Some of the technological initiatives the bank introduced last year include the Scan and Pay innovation through Masterpass and mVisa QR Codes, the KYC lyte account, and the bank also partnered with Visa to introduce domestic settlement in the Zimbabwe market among others.
The increase in profit was mainly attributed to a year-on-year increase of 851 per cent in Net Interest Income added to a 48 per cent year -on-year increase in Non-Interest Income. The increase in Net Interest Income was due to the increased investment in Treasury Bills from $611 million at the beginning of the year to 5185.2 million at the end of the year.
An interim dividend of $2.3 million was issued and paid to shareholders registered on the company’s books as at 30 September 2017. The bank had a capitalization of $77.3 million, which is above the prescribed minimum levels and well ahead of the RBZ approved capital plan.
The macroeconomic environment was dominated by the country’s negative balance of payments position arising from a net trade deficit of $1.5 billion which was a significant improvement from the $2.1 billion recorded in 2016.

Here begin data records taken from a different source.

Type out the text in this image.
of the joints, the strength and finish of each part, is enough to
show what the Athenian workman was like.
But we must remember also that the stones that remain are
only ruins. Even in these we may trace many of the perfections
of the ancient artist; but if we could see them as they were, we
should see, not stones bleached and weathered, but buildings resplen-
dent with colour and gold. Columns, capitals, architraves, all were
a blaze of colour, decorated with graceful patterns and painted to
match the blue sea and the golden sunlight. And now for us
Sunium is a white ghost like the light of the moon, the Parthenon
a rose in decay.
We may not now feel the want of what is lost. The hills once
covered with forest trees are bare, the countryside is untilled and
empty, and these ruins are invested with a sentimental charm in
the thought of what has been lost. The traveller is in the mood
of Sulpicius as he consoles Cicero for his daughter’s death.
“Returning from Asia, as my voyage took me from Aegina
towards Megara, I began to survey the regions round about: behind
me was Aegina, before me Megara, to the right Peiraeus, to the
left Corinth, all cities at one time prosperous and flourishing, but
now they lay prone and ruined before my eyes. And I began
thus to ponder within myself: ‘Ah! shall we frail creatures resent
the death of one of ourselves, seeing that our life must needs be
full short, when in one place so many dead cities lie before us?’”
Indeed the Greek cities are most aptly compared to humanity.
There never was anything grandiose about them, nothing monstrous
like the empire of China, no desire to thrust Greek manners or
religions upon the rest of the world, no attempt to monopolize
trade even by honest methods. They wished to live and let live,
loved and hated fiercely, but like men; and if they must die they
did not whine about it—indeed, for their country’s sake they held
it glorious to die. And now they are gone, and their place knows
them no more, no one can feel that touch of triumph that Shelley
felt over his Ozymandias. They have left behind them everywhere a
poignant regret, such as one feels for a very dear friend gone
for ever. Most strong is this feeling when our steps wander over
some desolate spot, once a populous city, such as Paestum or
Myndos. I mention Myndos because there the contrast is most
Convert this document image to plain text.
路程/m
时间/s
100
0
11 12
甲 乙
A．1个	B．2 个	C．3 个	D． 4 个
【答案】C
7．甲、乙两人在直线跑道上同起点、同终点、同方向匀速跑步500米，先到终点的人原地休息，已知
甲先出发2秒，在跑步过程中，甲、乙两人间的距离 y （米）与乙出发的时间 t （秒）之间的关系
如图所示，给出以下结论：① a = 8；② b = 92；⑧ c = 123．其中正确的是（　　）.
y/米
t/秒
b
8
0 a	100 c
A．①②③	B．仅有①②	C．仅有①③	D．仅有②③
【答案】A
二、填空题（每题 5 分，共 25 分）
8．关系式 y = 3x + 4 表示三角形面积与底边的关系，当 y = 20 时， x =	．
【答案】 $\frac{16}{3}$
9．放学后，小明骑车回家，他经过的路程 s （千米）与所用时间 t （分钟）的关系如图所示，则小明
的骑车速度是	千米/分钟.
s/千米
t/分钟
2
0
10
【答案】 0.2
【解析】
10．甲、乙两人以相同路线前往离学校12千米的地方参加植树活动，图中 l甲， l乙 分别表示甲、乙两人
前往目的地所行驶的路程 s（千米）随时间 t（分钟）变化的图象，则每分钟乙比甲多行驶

Ecobank Board Chairman, Mr David Whatman reflected on 2017 as a positive year with the year’s continuing fine mix of problems and prospects providing both fertile ground for the ongoing review of strategies. He also said the bank was looking forward to the year 2018 with the bank’s digital platforms providing banking solutions that deliver service and meet customer transaction requirements.
“The bank remains positive about the prospects for further growth in its chosen niche markets and looks forward to 2018 with optimism as more customers are on-boarded onto our digital platforms and gain confidence in banking solutions that deliver service and meet customer transaction requirements,” said Mr Whatman.